Kontrahent Kehle durchgeschnitten: Totschlagsanklage

Gericht
Prozessakten liegen in einem Gerichtssaal.
Thomas Frey/dpa/Symbolbild

Weil er im Streit einem anderen Mann die Kehle durchgeschnitten und ihn damit getötet haben soll, hat die Staatsanwaltschaft Anklage gegen einen 32-Jährigen erhoben. Der aus Rüdesheim stammende Mann werde sich voraussichtlich wegen Totschlags vor Gericht verantworten müssen, sagte Oberstaatsanwältin Nadja Niesen von der Staatsanwaltschaft Frankfurt am Freitag.

Die Tat liegt zweieinhalb Monate zurück. Anfang Mai kam es Niesen zufolge zwischen dem Eritreer und einem 20 Jahre alten Landsmann aus bislang unbekannter Ursache zum Streit.

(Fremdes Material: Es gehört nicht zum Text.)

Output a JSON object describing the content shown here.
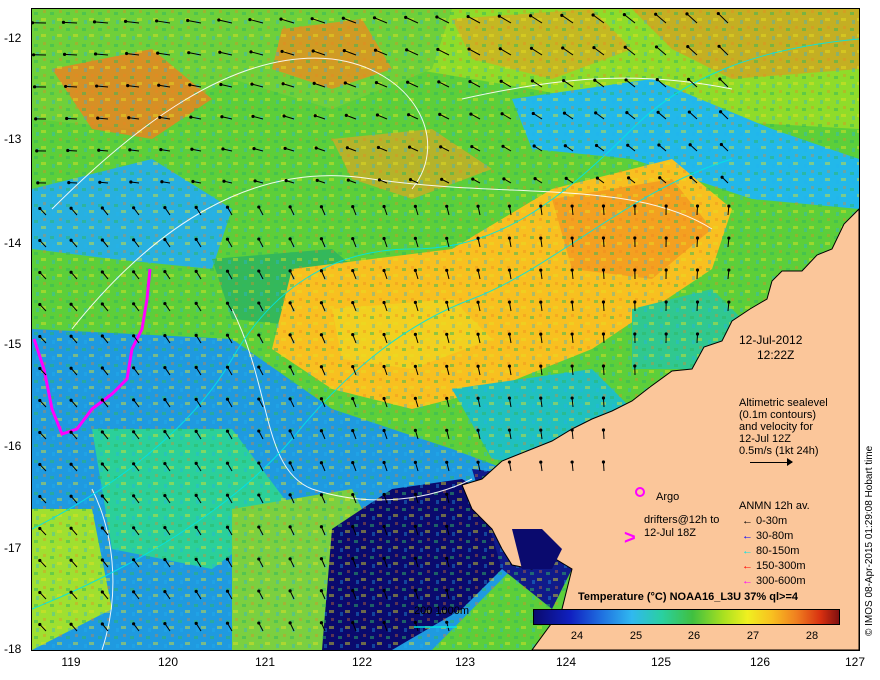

Dabei erhielt das Opfer einen tiefen Stich in den Oberbauch, kurz darauf wurden Kehle und Halsschlagader durchtrennt. Der Mann starb noch am Tatort.

Der Täter stellte sich kurz darauf bei einem nahe gelegenen Konsulat und gab an, jemanden getötet zu haben. Danach machte er keine Angaben mehr. Hinweise auf Alkohol- und Drogenmissbrauch gebe es bislang keine, sagte Niesen. Termine für den Prozess vor der Schwurgerichtskammer des Landgerichts standen noch nicht fest.